We have not gotten more violent, instead our instinctual violence has manifested in new directions. Civilizations have always been intrigued by war, competition, and individuals have always been intrigued by violence and tragedy (Violent movies and literature have been persistent throughout history)

Yes, I agree that televisions, movies, and video games nowadays are violent, and I believe the expectations and desires of any society are illustrated by the media.... however, these outlets are only fulfilling our human impulses and tendencies.


----------



## Miss Scarlet (Jul 26, 2010)

..... People were worse in the past. Duhhh


----------



## ruger141 (Jun 2, 2011)

I dont really mean in violent terms (I personally dont have any problem with violent movies or games) I mean the character of people, the dissapearing respect for others, people becoming more egocentric. Look at our sports stars now compared to the ones just 15 or 20 years ago. To me I just see our current ones exhibiting less integrity these days.


----------



## ruger141 (Jun 2, 2011)

I think you also have a point in another area though in that with everything being overly politically correct today people have adapted and you see them taking their agression out verbally.


----------



## aconite (Mar 26, 2012)

Well, given the fact that Europeans spend thousands of years fighting each other, and now things are much more peaceful (not perfect, of course, but still great compared to the horrors of WWI and WWII), I'm inclined to say that people, at least in Europe, are much less hostile now than before.


----------



## Leeoflittlefaith (Dec 8, 2010)

No, I don't believe they are worse. I believe that they are probably the same.
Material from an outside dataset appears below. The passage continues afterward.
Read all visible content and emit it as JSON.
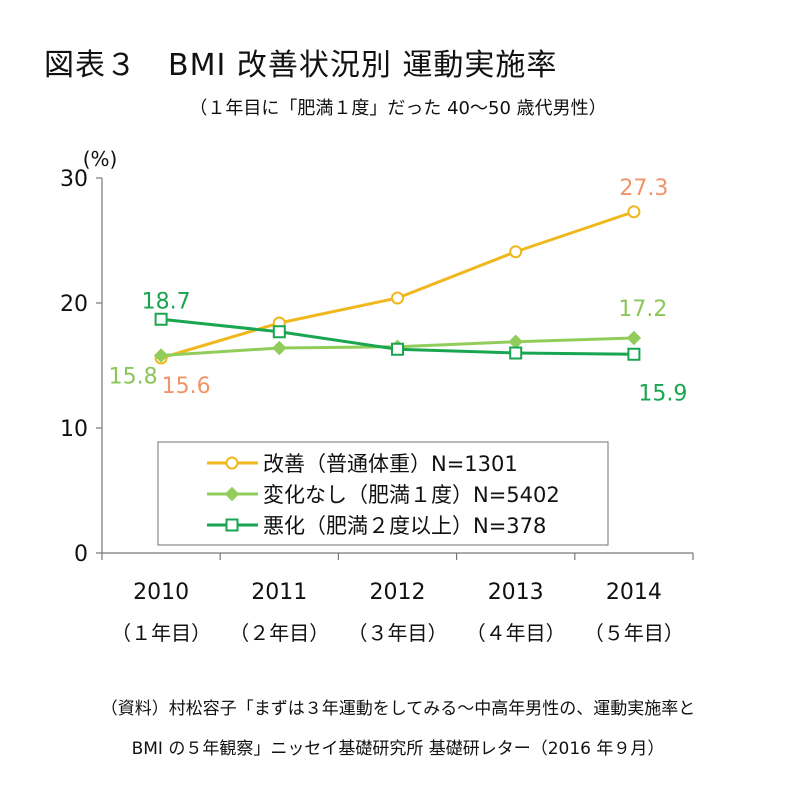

The fact that people are more accepting of more radical behaviour is usually a good thing in my opinion. Freedom of expression is good in the right context and environment. The anonymity and distancing that the internet gives us does bring out a lot of bad eggs, but the internet also gives a voice to less visible people, and the benefits for me outweigh these petty commenters- perhaps the easiest example of this to provide is Wikipedia.

With a lot of media such as television, more flexible ideas are going to result in more extreme artistic visions. There's no doubt that a lot of television is trashy and abusive, but there's a lot of genius programming as well. 
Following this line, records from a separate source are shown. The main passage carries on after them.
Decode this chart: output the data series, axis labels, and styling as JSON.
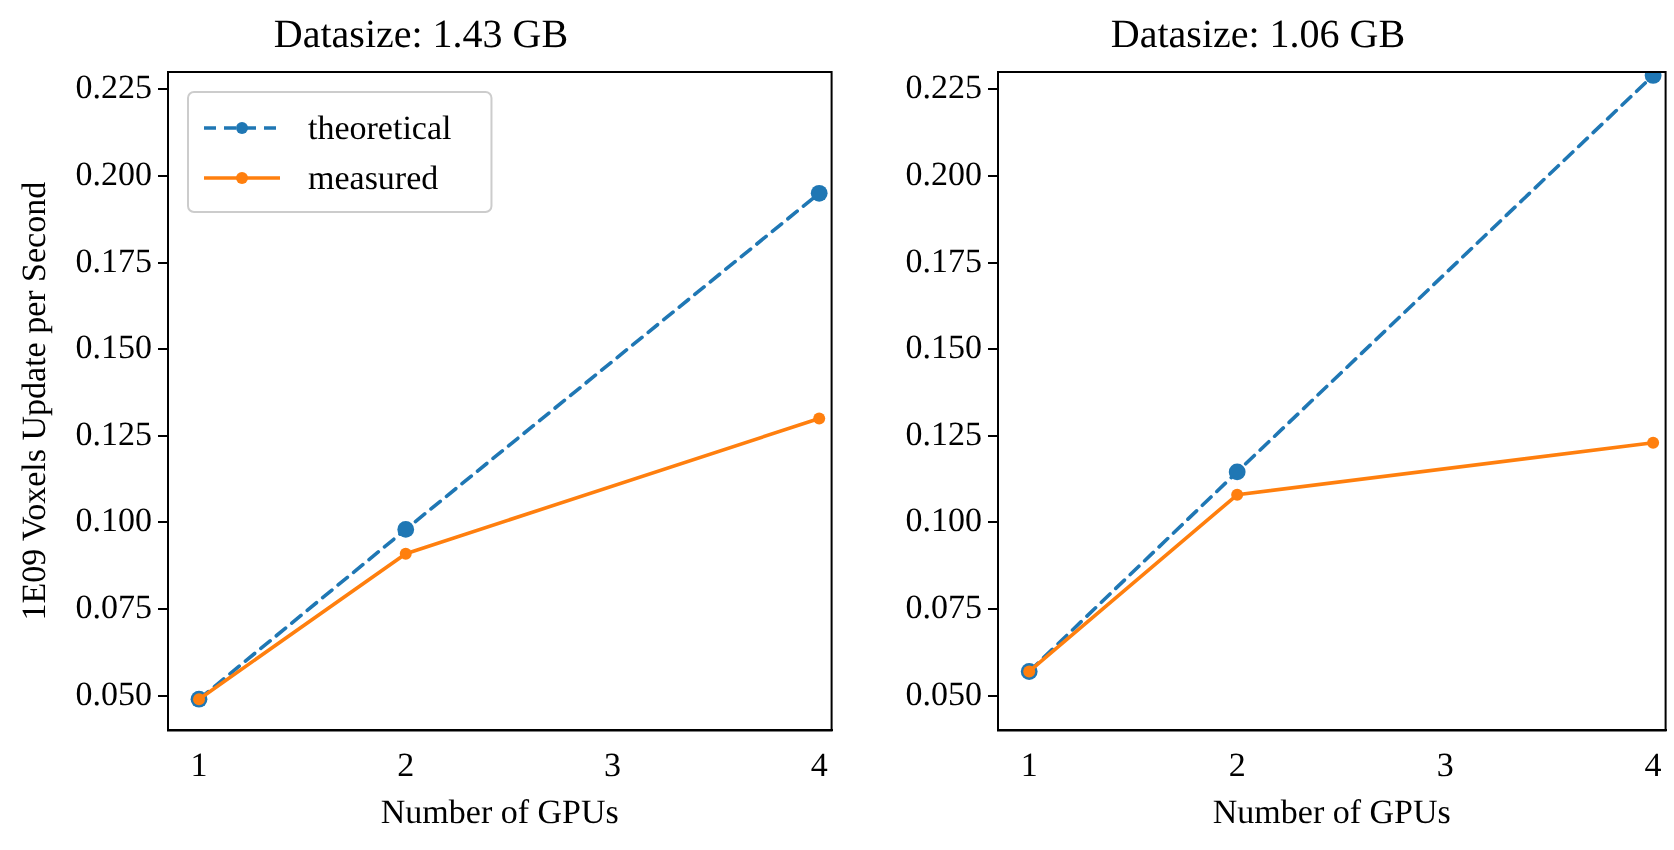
{
  "chart_data": [
    {
      "type": "line",
      "title": "Datasize: 1.43 GB",
      "xlabel": "Number of GPUs",
      "ylabel": "1E09 Voxels Update per Second",
      "x": [
        1,
        2,
        4
      ],
      "xlim": [
        0.85,
        4.06
      ],
      "xticks": [
        1,
        2,
        3,
        4
      ],
      "ylim": [
        0.04,
        0.23
      ],
      "yticks": [
        {
          "value": 0.05,
          "label": "0.050"
        },
        {
          "value": 0.075,
          "label": "0.075"
        },
        {
          "value": 0.1,
          "label": "0.100"
        },
        {
          "value": 0.125,
          "label": "0.125"
        },
        {
          "value": 0.15,
          "label": "0.150"
        },
        {
          "value": 0.175,
          "label": "0.175"
        },
        {
          "value": 0.2,
          "label": "0.200"
        },
        {
          "value": 0.225,
          "label": "0.225"
        }
      ],
      "grid": false,
      "legend": "top left",
      "marker": "circle",
      "series": [
        {
          "name": "theoretical",
          "color": "#1f77b4",
          "line_style": "dashed",
          "values": [
            0.049,
            0.098,
            0.195
          ]
        },
        {
          "name": "measured",
          "color": "#ff7f0e",
          "line_style": "solid",
          "values": [
            0.049,
            0.091,
            0.13
          ]
        }
      ]
    },
    {
      "type": "line",
      "title": "Datasize: 1.06 GB",
      "xlabel": "Number of GPUs",
      "x": [
        1,
        2,
        4
      ],
      "xlim": [
        0.85,
        4.06
      ],
      "xticks": [
        1,
        2,
        3,
        4
      ],
      "ylim": [
        0.04,
        0.23
      ],
      "yticks": [
        {
          "value": 0.05,
          "label": "0.050"
        },
        {
          "value": 0.075,
          "label": "0.075"
        },
        {
          "value": 0.1,
          "label": "0.100"
        },
        {
          "value": 0.125,
          "label": "0.125"
        },
        {
          "value": 0.15,
          "label": "0.150"
        },
        {
          "value": 0.175,
          "label": "0.175"
        },
        {
          "value": 0.2,
          "label": "0.200"
        },
        {
          "value": 0.225,
          "label": "0.225"
        }
      ],
      "grid": false,
      "marker": "circle",
      "series": [
        {
          "color": "#1f77b4",
          "line_style": "dashed",
          "values": [
            0.057,
            0.1146,
            0.229
          ]
        },
        {
          "color": "#ff7f0e",
          "line_style": "solid",
          "values": [
            0.057,
            0.108,
            0.123
          ]
        }
      ]
    }
  ]
}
The increased visibility of social media brings out both the bad and the good in people. I can't blame you, OP, for thinking standards are going down the drain, because frankly it's people like you drawing attention to it that keep the standards out of there and stop people going to abusive extremes before the world is ready. 
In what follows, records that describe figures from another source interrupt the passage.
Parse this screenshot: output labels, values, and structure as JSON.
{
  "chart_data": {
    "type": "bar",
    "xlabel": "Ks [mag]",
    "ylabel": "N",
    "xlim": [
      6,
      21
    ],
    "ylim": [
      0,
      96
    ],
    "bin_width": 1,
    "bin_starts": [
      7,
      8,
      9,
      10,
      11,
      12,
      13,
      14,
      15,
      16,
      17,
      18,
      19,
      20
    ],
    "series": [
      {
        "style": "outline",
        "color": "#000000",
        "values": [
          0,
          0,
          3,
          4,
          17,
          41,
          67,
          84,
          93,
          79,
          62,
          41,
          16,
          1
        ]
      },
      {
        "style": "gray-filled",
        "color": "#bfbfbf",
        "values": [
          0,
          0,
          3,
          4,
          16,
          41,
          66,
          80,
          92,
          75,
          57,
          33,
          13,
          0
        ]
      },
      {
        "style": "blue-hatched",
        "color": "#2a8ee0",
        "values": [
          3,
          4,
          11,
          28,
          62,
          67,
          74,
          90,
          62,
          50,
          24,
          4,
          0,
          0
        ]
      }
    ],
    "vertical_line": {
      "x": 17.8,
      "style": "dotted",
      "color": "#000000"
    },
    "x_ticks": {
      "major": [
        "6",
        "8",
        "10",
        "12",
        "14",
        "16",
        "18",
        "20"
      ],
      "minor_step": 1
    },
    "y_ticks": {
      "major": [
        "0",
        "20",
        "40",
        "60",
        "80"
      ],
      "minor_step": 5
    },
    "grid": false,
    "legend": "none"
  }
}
Incoming heady statement: 

It's the human catch-22. Humans always have to move forward while looking back, but most of them can only do one or the other. Yet to do solely either one is always unacceptable. I guess that's why there's more than one of us.


----------



## SuperDevastation (Jun 7, 2010)

Physically no, emotionally yes.


----------



## FatSpacePenguins (May 26, 2012)

2 Timothy 3:1-5 written thousands of years ago but accurately meant for the time we live in.


----------



## Nekomata (May 26, 2012)

I'd say so. People running around in gangs, people beating each other up, screaming at each other, phoning the cops on one another, constantly insulting and demeaning each other... I hate people in this day and age due what they're like. Undisciplined and making the same mistakes over and over, I doubt it was that way in the past. So yeah, more hostile now.


----------



## Annietopia (Aug 16, 2011)

I believe it has gotten worse :/


----------